= Venezuelan football league system =

Football league system

The Venezuelan football league system is a series of interconnected football leagues for clubs in Venezuela, and is organized by the Venezuelan Football Federation at the national level. The system has promotions and relegations between the different leagues in all different levels which means that even the smallest club can reach to the top level, the Primera División.

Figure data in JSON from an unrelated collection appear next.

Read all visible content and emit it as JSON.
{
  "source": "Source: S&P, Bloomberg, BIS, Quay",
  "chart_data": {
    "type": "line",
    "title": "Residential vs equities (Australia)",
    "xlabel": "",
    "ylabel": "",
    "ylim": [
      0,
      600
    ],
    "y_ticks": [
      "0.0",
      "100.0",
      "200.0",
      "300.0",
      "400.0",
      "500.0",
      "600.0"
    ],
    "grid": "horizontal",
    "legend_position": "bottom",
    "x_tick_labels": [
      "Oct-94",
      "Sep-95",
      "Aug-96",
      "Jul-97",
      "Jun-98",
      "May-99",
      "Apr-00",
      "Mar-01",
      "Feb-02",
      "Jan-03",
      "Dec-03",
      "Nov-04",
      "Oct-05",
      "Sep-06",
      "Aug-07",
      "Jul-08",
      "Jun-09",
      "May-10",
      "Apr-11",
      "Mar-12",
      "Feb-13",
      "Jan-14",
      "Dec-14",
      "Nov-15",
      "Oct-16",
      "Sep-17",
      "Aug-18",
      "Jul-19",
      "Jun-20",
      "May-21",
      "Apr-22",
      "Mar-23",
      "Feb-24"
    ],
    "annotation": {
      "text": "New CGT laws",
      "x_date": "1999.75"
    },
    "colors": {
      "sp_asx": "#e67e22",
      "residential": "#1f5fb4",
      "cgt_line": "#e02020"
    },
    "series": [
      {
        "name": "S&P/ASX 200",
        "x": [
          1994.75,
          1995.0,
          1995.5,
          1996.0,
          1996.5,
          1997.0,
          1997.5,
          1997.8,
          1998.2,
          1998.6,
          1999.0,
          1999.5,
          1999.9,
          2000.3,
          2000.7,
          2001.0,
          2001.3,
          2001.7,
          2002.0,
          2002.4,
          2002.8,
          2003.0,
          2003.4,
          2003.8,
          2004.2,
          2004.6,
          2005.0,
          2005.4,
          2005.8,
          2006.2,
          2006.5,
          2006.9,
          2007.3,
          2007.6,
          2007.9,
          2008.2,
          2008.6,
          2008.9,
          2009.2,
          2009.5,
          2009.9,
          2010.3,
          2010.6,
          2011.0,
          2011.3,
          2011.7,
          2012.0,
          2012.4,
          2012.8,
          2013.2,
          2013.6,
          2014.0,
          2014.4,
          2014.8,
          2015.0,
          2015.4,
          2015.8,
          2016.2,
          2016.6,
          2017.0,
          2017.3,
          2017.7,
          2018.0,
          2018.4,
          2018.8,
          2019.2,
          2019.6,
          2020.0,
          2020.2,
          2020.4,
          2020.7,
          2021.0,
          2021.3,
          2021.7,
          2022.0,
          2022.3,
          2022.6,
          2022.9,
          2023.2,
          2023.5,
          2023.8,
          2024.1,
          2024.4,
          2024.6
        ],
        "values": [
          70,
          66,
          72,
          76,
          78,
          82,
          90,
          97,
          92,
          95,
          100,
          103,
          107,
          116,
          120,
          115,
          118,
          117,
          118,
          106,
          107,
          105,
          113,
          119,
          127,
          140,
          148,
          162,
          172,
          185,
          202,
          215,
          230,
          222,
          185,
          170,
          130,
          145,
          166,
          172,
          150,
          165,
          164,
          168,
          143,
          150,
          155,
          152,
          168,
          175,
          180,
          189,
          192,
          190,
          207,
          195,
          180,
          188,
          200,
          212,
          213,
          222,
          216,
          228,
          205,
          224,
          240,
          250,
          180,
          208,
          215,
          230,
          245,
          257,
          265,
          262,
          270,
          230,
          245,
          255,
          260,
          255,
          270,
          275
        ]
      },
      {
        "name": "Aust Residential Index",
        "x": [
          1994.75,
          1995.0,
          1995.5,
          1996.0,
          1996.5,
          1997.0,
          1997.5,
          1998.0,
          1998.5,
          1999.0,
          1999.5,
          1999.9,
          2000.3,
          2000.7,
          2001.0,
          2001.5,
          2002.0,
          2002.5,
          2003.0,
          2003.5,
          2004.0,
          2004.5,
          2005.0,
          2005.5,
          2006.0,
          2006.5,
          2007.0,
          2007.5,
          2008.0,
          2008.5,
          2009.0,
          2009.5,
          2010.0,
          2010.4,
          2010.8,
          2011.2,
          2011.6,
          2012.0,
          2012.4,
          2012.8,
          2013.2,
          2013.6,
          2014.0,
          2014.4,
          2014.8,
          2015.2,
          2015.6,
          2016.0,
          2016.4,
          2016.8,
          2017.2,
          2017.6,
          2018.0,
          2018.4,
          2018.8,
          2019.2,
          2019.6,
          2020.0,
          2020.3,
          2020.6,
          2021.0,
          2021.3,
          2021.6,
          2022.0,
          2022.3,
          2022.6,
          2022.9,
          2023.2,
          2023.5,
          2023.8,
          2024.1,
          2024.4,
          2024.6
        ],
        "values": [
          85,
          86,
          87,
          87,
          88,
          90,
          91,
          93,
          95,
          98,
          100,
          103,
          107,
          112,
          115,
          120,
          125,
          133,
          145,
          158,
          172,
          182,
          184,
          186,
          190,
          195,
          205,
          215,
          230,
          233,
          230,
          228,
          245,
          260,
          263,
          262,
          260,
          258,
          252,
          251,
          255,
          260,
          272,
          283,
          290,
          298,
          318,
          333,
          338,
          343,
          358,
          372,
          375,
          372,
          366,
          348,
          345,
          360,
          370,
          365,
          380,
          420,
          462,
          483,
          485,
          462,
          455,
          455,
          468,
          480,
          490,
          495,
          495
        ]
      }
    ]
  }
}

| Level | Divisions |  |  |  |  |  |
| 1st | Liga FUTVE 14 clubs |  |  |  |  |  |
|  | ↓↑ 1 club |  |  |  |  |  |  |  |  |
| 2nd | Liga FUTVE 2 17 clubs |  |  |  |  |  |
|  | ↓↑ 1 club |  |  |  |  |  |  |  |  |
| 3rd | Liga FUTVE 3 39 clubs + 9 Reserve teams |  |  |  |  |  |

Besides the current professional football league system the FVF also organize formation tournaments in which participates younger squads of professional clubs, amateur clubs and regional football associations. These tournaments are:

- Serie Nacional de Clubes Sub 20

- Serie Nacional de Clubes Sub 17

- Interregional Serie "A" Sub 20

- Interregional Serie "A" Sub 17

- Interregional Serie "B" Sub 20

- Interregional Serie "B" Sub 17

- Interregional de Clubes Sub 15

- Liga Nacional Femenina

- Nacional Femenino Sub 17

- Nacional Masculino Sub 16

- Nacional Masculino Sub 18

==Copa Venezuela==
The Copa Venezuela (Venezuela Cup) is the national cup football competition of Venezuela. Organized by the Venezuelan Football Federation, is it disputed in the first half of the season by the teams in the Primera División, Segunda División and Segunda División B.

Over the years, the competition has had several names. Under its current format, the competition was revived by the FVF in 2007. The champion gets direct access to the Copa Sudamericana.